In Karlsruhe ist die Corona-Inzidenz deutlich gestiegen. Trotzdem erwartet die Stadt derzeit keine Überlastung des Gesundheitssystems. Der Oberbürgermeister plädiert für eine Impfpflicht.

Mit einer Sieben-Tage-Inzidenz von über 700 liegt der Stadtkreis Karlsruhe derzeit an der Spitze in Baden-Württemberg. Im Landkreis liegt die Inzidenz bei rund 600. Dennoch ist die Zahl der schweren Verläufe nach Angaben der Stadt und des Städtischen Klinikums gering.

Nur relativ wenige Patienten mit Covid im Städtischen Klinikum

Im Städtischen Klinikum Karlsruhe liegen derzeit nur zwei Corona-Patienten auf der Intensivstation. Etwas mehr als 30 Erkrankte liegen auf Normalstationen. Allerdings befinden sie sich dort mit Corona, und nicht wegen Corona, wie es weiter heißt. Das bedeutet, die Patienten sind mit anderen Beschwerden eingeliefert worden und wurden dann positiv getestet. Dennoch bedeutet das für die Krankenhäuser auch zusätzlichen Pflegeaufwand, weil die Patienten isoliert werden müssen.

"Man kann sagen, dass sich in Karlsruhe jetzt viele Infektionen nachholen, die vorher nicht stattgefunden haben. Weil die Inzidenzen über zwei Jahre in Karlsruhe die zweit- oder drittniedrigsten im ganzen Land waren."

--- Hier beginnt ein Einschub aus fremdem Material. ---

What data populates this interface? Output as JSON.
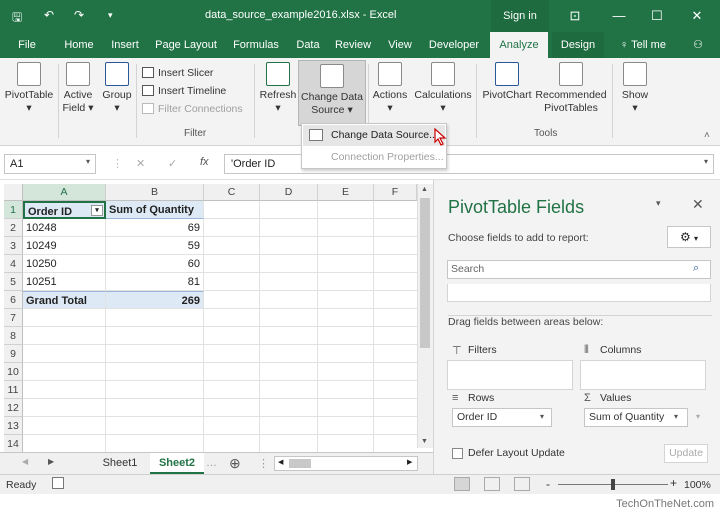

Vermutlich noch viel mehr Fälle als bekannt in Karlsruhe

Die tatsächliche Zahl der Infektionen in Karlsruhe dürfte noch viel höher sein. Wie die regelmäßigen Abwasseruntersuchungen im Labor nahelegen, dürften viele Erkrankungen statistisch überhaupt nicht erfasst sein. Viele Menschen würden einfach bei Krankheitssymptomen zuhause bleiben, aber sich nicht testen lassen, vermutet Oberbürgermeister Frank Mentrup (SPD). Hinzu kämen symptomfreie Krankheitsverläufe, die ebenfalls nicht erfasst werden.

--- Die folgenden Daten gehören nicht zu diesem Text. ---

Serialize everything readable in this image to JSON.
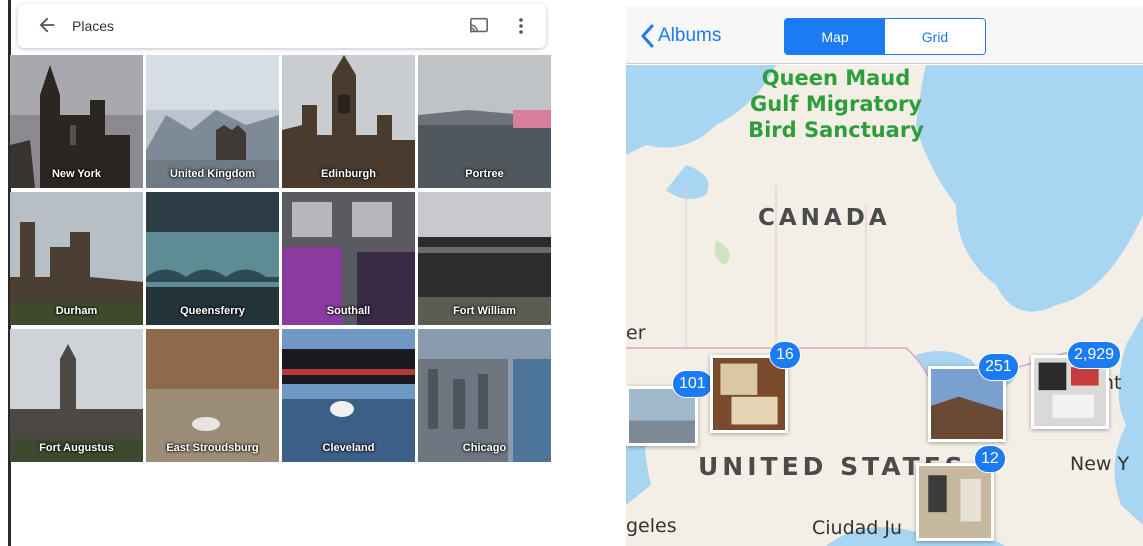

"Wenn die Maßnahmen über das neue Infektionsschutzgesetz nicht festgezurrt werden, bekommen wir spätestens im Herbst überall erhebliche Probleme. In den Ämtern, in den Krankenhäusern, bei der kritischen Infrastruktur."

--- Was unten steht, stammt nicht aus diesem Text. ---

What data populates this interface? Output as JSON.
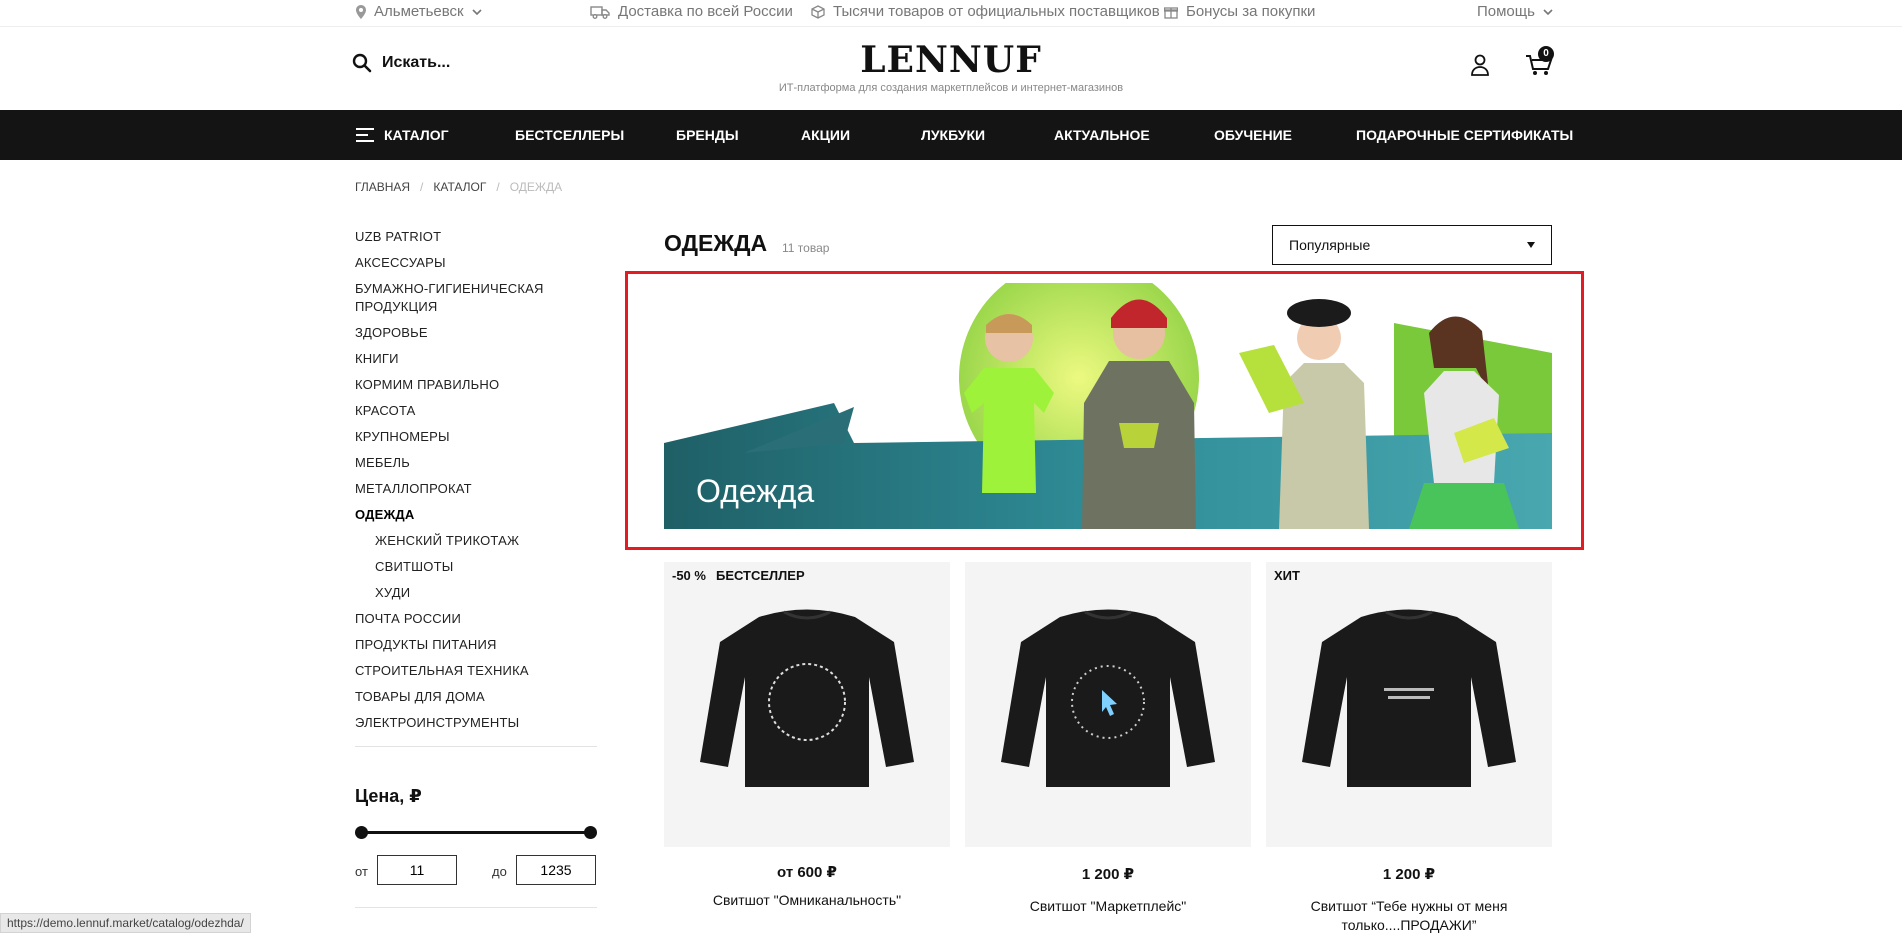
{
  "topbar": {
    "city": "Альметьевск",
    "delivery": "Доставка по всей России",
    "suppliers": "Тысячи товаров от официальных поставщиков",
    "bonuses": "Бонусы за покупки",
    "help": "Помощь"
  },
  "header": {
    "search_placeholder": "Искать...",
    "logo": "LENNUF",
    "tagline": "ИТ-платформа для создания маркетплейсов и интернет-магазинов",
    "cart_count": "0"
  },
  "nav": {
    "catalog": "Каталог",
    "items": [
      "Бестселлеры",
      "Бренды",
      "Акции",
      "Лукбуки",
      "Актуальное",
      "Обучение",
      "Подарочные сертификаты"
    ]
  },
  "breadcrumb": {
    "home": "ГЛАВНАЯ",
    "catalog": "КАТАЛОГ",
    "current": "ОДЕЖДА"
  },
  "sidebar": {
    "categories": [
      "UZB PATRIOT",
      "Аксессуары",
      "Бумажно-гигиеническая продукция",
      "Здоровье",
      "Книги",
      "Кормим правильно",
      "Красота",
      "Крупномеры",
      "Мебель",
      "Металлопрокат",
      "Одежда",
      "Женский трикотаж",
      "Свитшоты",
      "Худи",
      "Почта России",
      "Продукты питания",
      "Строительная техника",
      "Товары для дома",
      "Электроинструменты"
    ],
    "price_title": "Цена, ₽",
    "from_label": "от",
    "to_label": "до",
    "price_min": "11",
    "price_max": "1235",
    "slider_min_fraction": 0,
    "slider_max_fraction": 1
  },
  "main": {
    "title": "Одежда",
    "count": "11 товар",
    "sort_value": "Популярные",
    "banner_title": "Одежда"
  },
  "products": [
    {
      "discount": "-50 %",
      "badge": "БЕСТСЕЛЛЕР",
      "price": "от 600 ₽",
      "name": "Свитшот \"Омниканальность\""
    },
    {
      "discount": "",
      "badge": "",
      "price": "1 200 ₽",
      "name": "Свитшот \"Маркетплейс\""
    },
    {
      "discount": "",
      "badge": "ХИТ",
      "price": "1 200 ₽",
      "name": "Свитшот “Тебе нужны от меня только....ПРОДАЖИ”"
    }
  ],
  "status_url": "https://demo.lennuf.market/catalog/odezhda/",
  "colors": {
    "nav_bg": "#141414",
    "highlight_frame": "#e31c24",
    "banner_teal": "#2f8d98",
    "banner_green": "#8ad02c"
  }
}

Oberbürgermeister Mentrup sieht Wirtschaft und Infrastruktur gefährdet

Trotz dieser Einschätzung der aktuellen Corona-Lage in der Stadt fordert Oberbürgermeister Frank Mentrup (SPD) weiterhin mit Nachdruck eine Impfpflicht und eine Änderung des Infektionsschutzgesetzes, um im Herbst auf eine mögliche Corona-Welle reagieren zu können. Er sieht ansonsten wegen Personalausfällen die Wirtschaft und die Infrastruktur gefährdet.